157,000 prefab homes were built between 1945 and 1949. There was one spell when a new one was going up every twelve minutes! These pale pads were more than just temporary sticking plaster covering the gaping hole of the post-war housing shortage. They provided a harbour refuge after the ordeal of war. This was a utopia that worked!
The scarcity value of prefabs was such that some residents began to see themselves as a kind of reserve aristocracy in waiting. If the Duke and Duchess of Somerset suddenly keeled over then Mr and Mrs Swiley in prefab number twenty-five were ready to take their place! A sense of being one of the elect was to stay with prefab dwellers until the very end.
I was a big mistake of Aneurin Bevan, (Member of Parliament for Tredegar/Ebbw Vale from 1929 to 1960) to refer to prefabs as "chicken huts" and "rabbit hutches." This was bound to offend the amour propre of prefab residents.
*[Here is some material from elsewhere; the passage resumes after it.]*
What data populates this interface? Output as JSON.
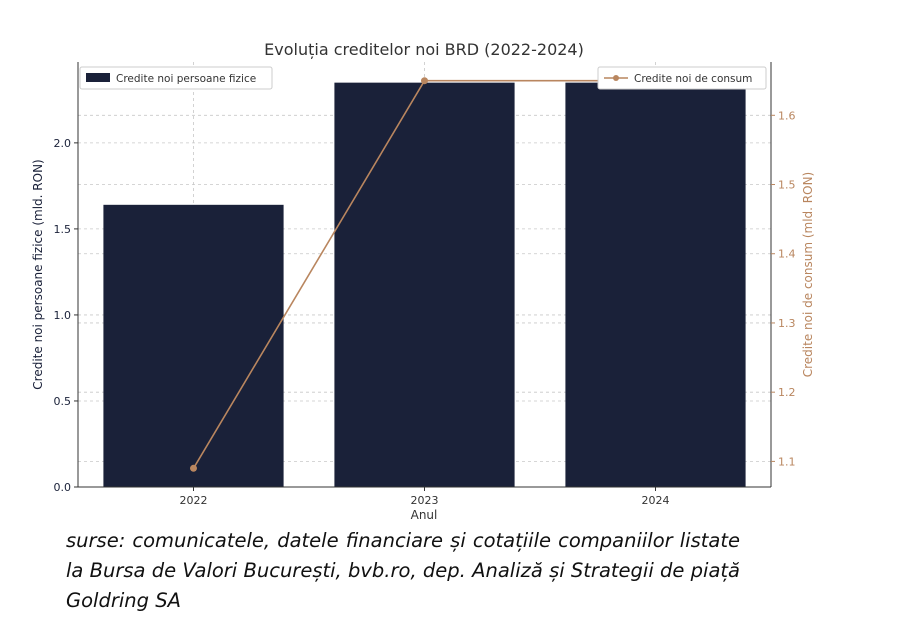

After all, the title of the political tract he wrote - In Place Of Fear - neatly encapsulated the mission of the prefabs.
When the Admiralty moved from London to Bath the civil servants were housed in te more spacious council houses rather than in prefabs. Some of them continued to own houses in London. Yet missing out on prefab living can be seen as a great spiritual loss. Our pads might look a shade cramped to those who glide by in chauffeur-driven Ministerial saloons, but just as the preface of Das Kapital warns readers there can be no "royal road" to science, so there can be no short-cut to grasping the Zen Of Prefab Life. Evenings have to be spent gazing into embers of the small coal fire, watching slivers of moonlight flicker on the aluminium-lined walls, and listening to the skid of bicycle tyres on the wet road outside. Only then can this compact architectural form make its expansive presence felt.
George Orwell should never have spent his final days in the winter of 1950 marooned in an isolated cottage on a windswept Scottish island. His mistake was to believethat "an uncomfortable, almost prison-like atmosphere" is par for the course in council housing. A stay on a convivial prefab estate would have lifted his spirits and arrested his decline. However he did get one thing right. By 1984 the prefab era was over and these pockets of freedom had been all but extinguished.